Mugu Vamshi K, Carr Brendan M, Olson Mike C, Schupbach John C, Eguia Francisco A, Schmitz John J, Khandelwal Ashish
Department of Radiology.
Department of Emergency Medicine, Mayo Clinic, Rochester, MN.
Ultrasound Q. 2024 Dec 17;41(1). doi: 10.1097/RUQ.0000000000000699. eCollection 2025 Mar 1.
Incidental findings in diagnostic imaging are common, but follow-up recommendations often lack consistency. The Society of Radiologists in Ultrasound (SRU) issued guidelines in 2021 for managing incidentally detected gallbladder polyps, aiming to balance follow-up with avoiding overtreatment. There is variable adherence to these guidelines in radiology reports, however, which makes it difficult for the clinician to pursue appropriate follow-up for the patient. The purpose of this project is to test the feasibility of a Large Language Model (LLM)-based tool to incorporate SRU guidelines into radiology reports. Additionally, we propose a framework for closely integrating societal follow-up recommendations into radiology reports, using this tool as an example.Following institutional review board approval, we retrospectively reviewed gallbladder ultrasound examinations performed on adult ED patients in 2022. Data on patient demographics and radiology report content were collected. Using the 2021 SRU guidelines, we developed an interactive tool employing a retriever-augmented generator (RAG) and prompt engineering. A board-certified radiologist tested the accuracy, whereas a board-certified emergency medicine physician assessed the clarity and consistency of the recommendations.The interactive tool, GB-PRL, outperformed leading closed-source and open-source LLMs, achieving 100% accuracy in risk categorization and follow-up recommendations on hypothetical user queries (P < 0.001). The tool also showed superior accuracy compared to radiology reports on retrospective data (P = 0.04). Although GB-PRL demonstrated greater clarity and consistency, the improvement from the radiology reports was not statistically significant (P = 0.22). Further work is needed for prospective testing of GB-PRL before integrating it into clinical practice.

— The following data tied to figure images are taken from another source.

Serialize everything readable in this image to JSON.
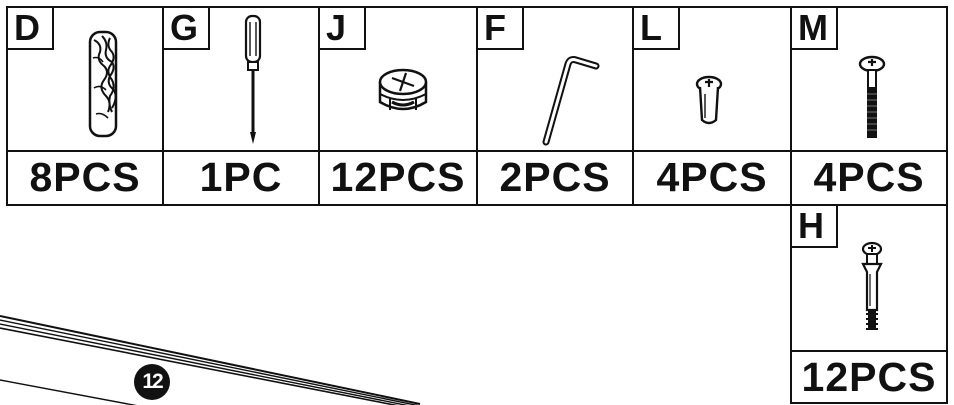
{
  "parts": [
    {
      "letter": "D",
      "quantity": "8PCS",
      "icon": "wooden-dowel-icon"
    },
    {
      "letter": "G",
      "quantity": "1PC",
      "icon": "screwdriver-icon"
    },
    {
      "letter": "J",
      "quantity": "12PCS",
      "icon": "cam-lock-icon"
    },
    {
      "letter": "F",
      "quantity": "2PCS",
      "icon": "allen-key-icon"
    },
    {
      "letter": "L",
      "quantity": "4PCS",
      "icon": "short-screw-icon"
    },
    {
      "letter": "M",
      "quantity": "4PCS",
      "icon": "long-screw-icon"
    },
    {
      "letter": "H",
      "quantity": "12PCS",
      "icon": "cam-bolt-icon"
    }
  ],
  "step_badge": "12",
  "colors": {
    "ink": "#111111",
    "paper": "#ffffff"
  }
}
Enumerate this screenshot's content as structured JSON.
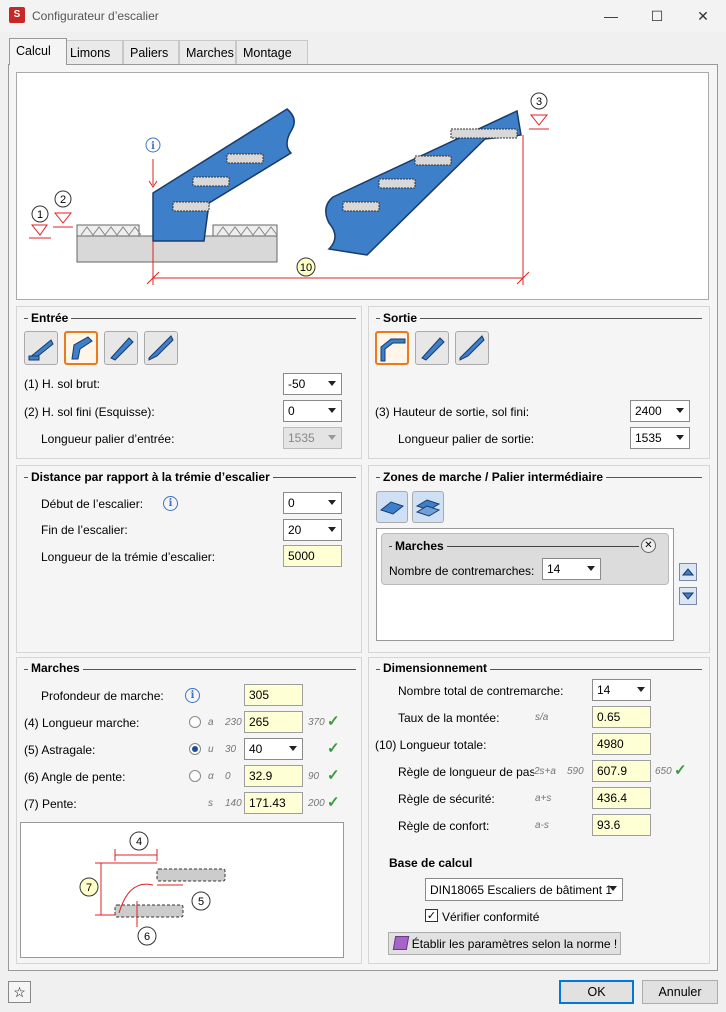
{
  "window": {
    "title": "Configurateur d’escalier",
    "minimize": "—",
    "maximize": "☐",
    "close": "✕"
  },
  "tabs": [
    "Calcul",
    "Limons",
    "Paliers",
    "Marches",
    "Montage"
  ],
  "diagram": {
    "m1": "1",
    "m2": "2",
    "m3": "3",
    "m10": "10",
    "info": "i"
  },
  "entree": {
    "title": "Entrée",
    "h_sol_brut_label": "(1) H. sol brut:",
    "h_sol_brut": "-50",
    "h_sol_fini_label": "(2) H. sol fini  (Esquisse):",
    "h_sol_fini": "0",
    "longueur_label": "Longueur palier d’entrée:",
    "longueur": "1535"
  },
  "sortie": {
    "title": "Sortie",
    "hauteur_label": "(3)   Hauteur de sortie, sol fini:",
    "hauteur": "2400",
    "longueur_label": "Longueur palier de sortie:",
    "longueur": "1535"
  },
  "distance": {
    "title": "Distance par rapport à la trémie d’escalier",
    "debut_label": "Début de l’escalier:",
    "debut": "0",
    "fin_label": "Fin de l’escalier:",
    "fin": "20",
    "tremie_label": "Longueur de la trémie d’escalier:",
    "tremie": "5000"
  },
  "zones": {
    "title": "Zones de marche / Palier intermédiaire",
    "sub_title": "Marches",
    "contremarches_label": "Nombre de contremarches:",
    "contremarches": "14"
  },
  "marches": {
    "title": "Marches",
    "profondeur_label": "Profondeur de marche:",
    "profondeur": "305",
    "longueur_label": "(4) Longueur marche:",
    "longueur_sym": "a",
    "longueur_min": "230",
    "longueur": "265",
    "longueur_max": "370",
    "astragale_label": "(5) Astragale:",
    "astragale_sym": "u",
    "astragale_min": "30",
    "astragale": "40",
    "angle_label": "(6) Angle de pente:",
    "angle_sym": "α",
    "angle_min": "0",
    "angle": "32.9",
    "angle_max": "90",
    "pente_label": "(7) Pente:",
    "pente_sym": "s",
    "pente_min": "140",
    "pente": "171.43",
    "pente_max": "200",
    "check": "✓",
    "diag": {
      "d4": "4",
      "d5": "5",
      "d6": "6",
      "d7": "7"
    }
  },
  "dim": {
    "title": "Dimensionnement",
    "total_label": "Nombre total de contremarche:",
    "total": "14",
    "taux_label": "Taux de la montée:",
    "taux_sym": "s/a",
    "taux": "0.65",
    "longueur_label": "(10) Longueur totale:",
    "longueur": "4980",
    "regle_long_label": "Règle de longueur de pas:",
    "regle_long_sym": "2s+a",
    "regle_long_min": "590",
    "regle_long": "607.9",
    "regle_long_max": "650",
    "securite_label": "Règle de sécurité:",
    "securite_sym": "a+s",
    "securite": "436.4",
    "confort_label": "Règle de confort:",
    "confort_sym": "a-s",
    "confort": "93.6",
    "base_title": "Base de calcul",
    "base": "DIN18065 Escaliers de bâtiment 1",
    "verifier_label": "Vérifier conformité",
    "verifier_check": "✓",
    "etablir": "Établir les paramètres selon la norme !"
  },
  "footer": {
    "fav": "☆",
    "ok": "OK",
    "cancel": "Annuler"
  }
}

诊断成像中的偶然发现很常见,但后续随访建议往往缺乏一致性。超声放射学会(SRU)在2021年发布了关于处理偶然发现的胆囊息肉的指南,旨在平衡随访与避免过度治疗。然而,放射学报告对这些指南的遵循情况各不相同,这使得临床医生难以对患者进行适当的随访。本项目的目的是测试一种基于大语言模型(LLM)的工具将SRU指南纳入放射学报告的可行性。此外,我们以该工具为例,提出了一个将社会随访建议紧密整合到放射学报告中的框架。在获得机构审查委员会批准后,我们回顾性地审查了2022年对成年急诊患者进行的胆囊超声检查。收集了患者人口统计学数据和放射学报告内容。利用2021年SRU指南,我们开发了一种采用检索增强生成器(RAG)和提示工程的交互式工具。一名获得委员会认证的放射科医生测试了其准确性,而一名获得委员会认证的急诊医学医生评估了建议的清晰度和一致性。交互式工具GB-PRL的表现优于领先的闭源和开源大语言模型,在对假设用户查询的风险分类和随访建议方面达到了100%的准确率(P < 0.001)。与回顾性数据的放射学报告相比,该工具也显示出更高的准确率(P = 0.04)。尽管GB-PRL表现出更高的清晰度和一致性,但与放射学报告相比的改善在统计学上并不显著(P = 0.22)。在将GB-PRL整合到临床实践之前,需要进行前瞻性测试的进一步工作。